Georgie Tutt first released her self-published book, Caught Between Sunshine and Shadow, a collection of poetry and prose contributed by people affected by bipolar, in 2010. A year later, interest had come from all over New Zealand, Britain, the Netherlands and Australia and now it is in the catalogues of more than 25 libraries.
Georgie has now collected 30 more stories for an e-book, Caught Between Sunshine and Shadow Part II, Untold Stories that can be emailed to readers free of charge.
She came up with the concept for the first book in 2008, almost two decades after her own diagnosis.
Bipolar affective disorder, or manic depession as it used to be called, is a serious mental illness that occurs in about 1 per cent of the population, usually before a person reaches 30, but can occur at any age. Getting an accurate diagnosis can sometimes take years, Georgie says.
She says the aim has always been to make the original book available to as many people as possible.
Her local library was one of the first places Georgie turned when wanting to know more about how people had learned to cope and live with bipolar.
More than 30 New Zealanders - a quarter of them from the Western Bay - from teenagers to octogenarians, males and females from all walks of life speak out in the books about their experiences in the hope that their stories will be a source of inspiration for others.
There is a lot to learn for both doctors and patients from this book
As well as her own account, Georgie has included one by her husband Frans Knottenbelt, who shares the perspective of supporting a loved one coming to terms with the disorder.
After Georgie took a year off from teaching at Matahui Rd School to compile the book, Frans was diagnosed with cancer and had time to help Georgie complete her project.
One contributor relates that her first suicide attempt was at age 14 with her first nervous breakdown at 20. She had a number of diagnoses from schizophrenia to hysteria to post-traumatic stress disorder to bipolar disorder.
"I've finally had the chance to tell my story safely and comfortably," she writes. "Music, books, friendships, the ocean and poetry are all things that support me and keep me going."
In a review in the NZ Doctor magazine, Auckland GP William Ferguson, who specialises in mental health, said: "There is a lot to learn for both doctors and patients from this book."
A recurring theme that struck the GP was the early age of onset of symptoms reported in many of the accounts - often decades before a diagnosis was formally established.
Another theme was the typically long and convoluted path most sufferers had to follow to eventually find effective treatment.
Dr Anne Templton, a child and adolescent pscyhiatrist and Fellow of the Royal Australian and New Zealand College of Psychiatrists, who supported Georgie in the planning stages of the book, said "many books on bipolar disorder come from overseas and are written by health professionals.
"I find that most people want to read about the personal experiences of other people with the illness, particularly people that they can personally identify with, by way of culture, gender, geography and age.
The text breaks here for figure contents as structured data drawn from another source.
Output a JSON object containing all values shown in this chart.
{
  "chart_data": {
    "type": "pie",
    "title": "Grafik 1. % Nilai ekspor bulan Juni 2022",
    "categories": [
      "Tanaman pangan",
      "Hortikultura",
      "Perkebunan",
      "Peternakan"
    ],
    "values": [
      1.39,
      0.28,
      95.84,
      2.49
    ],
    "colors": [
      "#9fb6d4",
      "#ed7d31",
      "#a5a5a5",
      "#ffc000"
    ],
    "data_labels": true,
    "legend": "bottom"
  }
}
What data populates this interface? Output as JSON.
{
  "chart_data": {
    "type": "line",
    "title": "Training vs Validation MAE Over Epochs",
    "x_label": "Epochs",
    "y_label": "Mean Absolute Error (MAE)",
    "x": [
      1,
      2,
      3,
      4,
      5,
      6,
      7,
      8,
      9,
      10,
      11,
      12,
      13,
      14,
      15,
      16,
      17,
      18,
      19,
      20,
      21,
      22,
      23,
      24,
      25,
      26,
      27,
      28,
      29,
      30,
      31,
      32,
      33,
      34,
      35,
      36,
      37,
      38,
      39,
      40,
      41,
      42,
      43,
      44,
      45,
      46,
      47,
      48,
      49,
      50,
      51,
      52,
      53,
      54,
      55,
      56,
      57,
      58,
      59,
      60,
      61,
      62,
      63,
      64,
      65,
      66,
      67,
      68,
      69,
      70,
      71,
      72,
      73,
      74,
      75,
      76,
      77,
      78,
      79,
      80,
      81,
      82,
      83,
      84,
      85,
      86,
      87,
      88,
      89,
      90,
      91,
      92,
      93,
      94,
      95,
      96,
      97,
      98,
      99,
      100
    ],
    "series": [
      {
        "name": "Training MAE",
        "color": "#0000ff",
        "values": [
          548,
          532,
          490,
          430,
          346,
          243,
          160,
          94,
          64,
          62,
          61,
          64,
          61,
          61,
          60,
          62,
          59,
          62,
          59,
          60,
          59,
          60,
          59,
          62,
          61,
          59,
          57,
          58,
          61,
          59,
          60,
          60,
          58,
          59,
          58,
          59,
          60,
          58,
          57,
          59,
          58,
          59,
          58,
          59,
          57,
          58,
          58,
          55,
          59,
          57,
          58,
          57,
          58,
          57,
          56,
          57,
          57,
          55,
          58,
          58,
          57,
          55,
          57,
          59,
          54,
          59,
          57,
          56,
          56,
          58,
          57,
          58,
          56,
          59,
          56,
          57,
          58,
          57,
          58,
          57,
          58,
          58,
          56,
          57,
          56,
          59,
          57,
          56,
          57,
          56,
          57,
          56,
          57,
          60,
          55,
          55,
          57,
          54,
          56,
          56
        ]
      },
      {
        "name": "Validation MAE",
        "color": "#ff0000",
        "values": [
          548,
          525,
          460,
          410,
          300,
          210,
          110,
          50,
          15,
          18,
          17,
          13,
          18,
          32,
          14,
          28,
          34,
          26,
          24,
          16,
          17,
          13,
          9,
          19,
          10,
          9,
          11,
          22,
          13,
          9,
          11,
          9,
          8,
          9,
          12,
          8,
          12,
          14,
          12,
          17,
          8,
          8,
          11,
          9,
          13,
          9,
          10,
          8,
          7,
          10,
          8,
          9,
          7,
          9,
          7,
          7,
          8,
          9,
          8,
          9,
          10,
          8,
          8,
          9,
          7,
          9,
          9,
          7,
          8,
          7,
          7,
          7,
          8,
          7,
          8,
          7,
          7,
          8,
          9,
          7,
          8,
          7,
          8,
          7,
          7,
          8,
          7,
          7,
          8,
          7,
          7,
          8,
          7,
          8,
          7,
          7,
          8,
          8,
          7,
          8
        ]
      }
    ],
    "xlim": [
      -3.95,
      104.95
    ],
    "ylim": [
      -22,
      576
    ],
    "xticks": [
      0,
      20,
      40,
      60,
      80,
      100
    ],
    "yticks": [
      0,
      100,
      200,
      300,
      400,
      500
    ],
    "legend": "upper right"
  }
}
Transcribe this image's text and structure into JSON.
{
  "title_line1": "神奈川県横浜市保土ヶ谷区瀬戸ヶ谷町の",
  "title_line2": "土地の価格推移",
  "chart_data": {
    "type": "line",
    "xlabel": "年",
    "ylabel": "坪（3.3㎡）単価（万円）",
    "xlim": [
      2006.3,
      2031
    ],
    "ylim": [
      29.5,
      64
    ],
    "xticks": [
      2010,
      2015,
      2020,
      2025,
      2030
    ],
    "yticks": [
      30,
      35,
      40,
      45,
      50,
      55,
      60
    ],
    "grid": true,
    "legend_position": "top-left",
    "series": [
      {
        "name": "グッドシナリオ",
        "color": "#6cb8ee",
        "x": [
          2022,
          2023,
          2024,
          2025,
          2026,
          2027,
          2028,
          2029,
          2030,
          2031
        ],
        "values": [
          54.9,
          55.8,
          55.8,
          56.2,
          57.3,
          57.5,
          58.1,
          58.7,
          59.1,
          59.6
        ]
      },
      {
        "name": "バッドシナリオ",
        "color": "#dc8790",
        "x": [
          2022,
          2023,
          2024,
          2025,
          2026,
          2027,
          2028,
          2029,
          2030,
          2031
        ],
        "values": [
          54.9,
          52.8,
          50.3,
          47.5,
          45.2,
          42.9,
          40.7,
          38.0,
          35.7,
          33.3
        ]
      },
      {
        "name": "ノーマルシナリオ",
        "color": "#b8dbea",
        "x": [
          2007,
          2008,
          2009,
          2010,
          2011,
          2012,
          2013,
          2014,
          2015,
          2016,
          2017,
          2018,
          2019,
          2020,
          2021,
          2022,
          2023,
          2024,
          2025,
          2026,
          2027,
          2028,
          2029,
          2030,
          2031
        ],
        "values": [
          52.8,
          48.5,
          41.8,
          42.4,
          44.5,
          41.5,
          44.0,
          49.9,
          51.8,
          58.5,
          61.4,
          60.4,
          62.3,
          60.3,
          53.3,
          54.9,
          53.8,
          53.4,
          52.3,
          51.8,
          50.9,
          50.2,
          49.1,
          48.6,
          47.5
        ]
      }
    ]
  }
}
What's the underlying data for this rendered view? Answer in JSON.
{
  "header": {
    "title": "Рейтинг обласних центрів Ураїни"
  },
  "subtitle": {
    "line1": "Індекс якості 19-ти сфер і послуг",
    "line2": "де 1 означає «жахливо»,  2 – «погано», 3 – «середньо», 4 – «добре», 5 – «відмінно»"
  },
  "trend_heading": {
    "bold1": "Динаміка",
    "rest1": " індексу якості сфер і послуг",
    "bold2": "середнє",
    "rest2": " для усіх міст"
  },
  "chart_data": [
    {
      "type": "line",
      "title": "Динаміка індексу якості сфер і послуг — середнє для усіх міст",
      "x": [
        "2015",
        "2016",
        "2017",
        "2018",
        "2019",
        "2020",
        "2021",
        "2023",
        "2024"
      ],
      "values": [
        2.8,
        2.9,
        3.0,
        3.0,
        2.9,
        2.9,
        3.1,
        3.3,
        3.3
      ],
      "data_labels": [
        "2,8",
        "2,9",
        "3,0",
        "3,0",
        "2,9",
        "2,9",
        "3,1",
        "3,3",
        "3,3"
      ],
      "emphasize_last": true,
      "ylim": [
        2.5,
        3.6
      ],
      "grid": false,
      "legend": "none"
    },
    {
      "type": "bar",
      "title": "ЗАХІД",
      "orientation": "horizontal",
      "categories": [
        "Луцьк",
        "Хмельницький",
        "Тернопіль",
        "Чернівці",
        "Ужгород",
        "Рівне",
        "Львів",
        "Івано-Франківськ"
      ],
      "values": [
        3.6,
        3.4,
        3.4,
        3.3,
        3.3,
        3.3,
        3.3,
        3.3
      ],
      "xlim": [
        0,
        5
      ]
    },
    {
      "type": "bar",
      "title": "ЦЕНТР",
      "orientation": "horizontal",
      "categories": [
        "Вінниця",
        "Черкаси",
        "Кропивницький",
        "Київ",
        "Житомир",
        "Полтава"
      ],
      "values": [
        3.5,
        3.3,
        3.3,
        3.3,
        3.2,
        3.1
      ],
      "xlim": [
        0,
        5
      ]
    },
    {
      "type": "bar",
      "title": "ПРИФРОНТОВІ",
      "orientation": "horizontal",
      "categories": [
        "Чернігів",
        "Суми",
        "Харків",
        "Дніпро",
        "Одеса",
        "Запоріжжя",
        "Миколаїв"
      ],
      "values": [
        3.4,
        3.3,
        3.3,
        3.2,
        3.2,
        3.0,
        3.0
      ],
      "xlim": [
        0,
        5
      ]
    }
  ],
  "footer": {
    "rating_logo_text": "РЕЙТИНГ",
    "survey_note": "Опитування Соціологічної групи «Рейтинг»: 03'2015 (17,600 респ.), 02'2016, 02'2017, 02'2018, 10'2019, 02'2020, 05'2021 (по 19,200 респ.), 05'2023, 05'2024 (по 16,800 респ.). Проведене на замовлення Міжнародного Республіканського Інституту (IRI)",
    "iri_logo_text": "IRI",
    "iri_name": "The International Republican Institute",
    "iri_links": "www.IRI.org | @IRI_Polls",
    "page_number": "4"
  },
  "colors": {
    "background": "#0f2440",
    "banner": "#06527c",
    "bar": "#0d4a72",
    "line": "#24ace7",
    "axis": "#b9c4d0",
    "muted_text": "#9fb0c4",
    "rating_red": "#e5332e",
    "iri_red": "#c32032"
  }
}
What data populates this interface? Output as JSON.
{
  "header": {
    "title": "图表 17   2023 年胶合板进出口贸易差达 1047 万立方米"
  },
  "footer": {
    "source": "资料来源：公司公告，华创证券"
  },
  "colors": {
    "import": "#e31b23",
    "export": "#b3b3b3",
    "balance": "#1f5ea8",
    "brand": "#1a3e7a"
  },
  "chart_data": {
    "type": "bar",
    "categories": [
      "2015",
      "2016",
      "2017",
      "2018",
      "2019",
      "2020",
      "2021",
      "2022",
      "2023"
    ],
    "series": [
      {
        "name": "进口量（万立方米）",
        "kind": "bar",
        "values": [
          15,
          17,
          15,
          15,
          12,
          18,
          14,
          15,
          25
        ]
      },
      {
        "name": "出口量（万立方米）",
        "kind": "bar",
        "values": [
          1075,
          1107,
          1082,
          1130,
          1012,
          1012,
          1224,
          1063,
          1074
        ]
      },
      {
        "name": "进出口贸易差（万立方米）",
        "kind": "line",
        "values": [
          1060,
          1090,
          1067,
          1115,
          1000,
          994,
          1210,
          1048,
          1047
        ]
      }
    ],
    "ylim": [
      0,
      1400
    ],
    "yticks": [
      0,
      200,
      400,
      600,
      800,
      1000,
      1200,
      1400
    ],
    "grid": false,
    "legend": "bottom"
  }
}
I think that this book fills an important gap."
Georgie is providing copies of her book free to people across the Bay of Plenty. She will be at the Katikati Heath and Wellbeing Expo today if anyone would like to discuss bipolar disorder or share their stories.
Copies of the book will be available from March 24 from Matahui Road School, Turning Point Trust (Historic Village, Tauranga), Katikati Resource Centre, Whaka Butcher, Whakamaramara General Store, Katikati Midwives, Liz Ward Hairdressing and Katikati Advertiser office.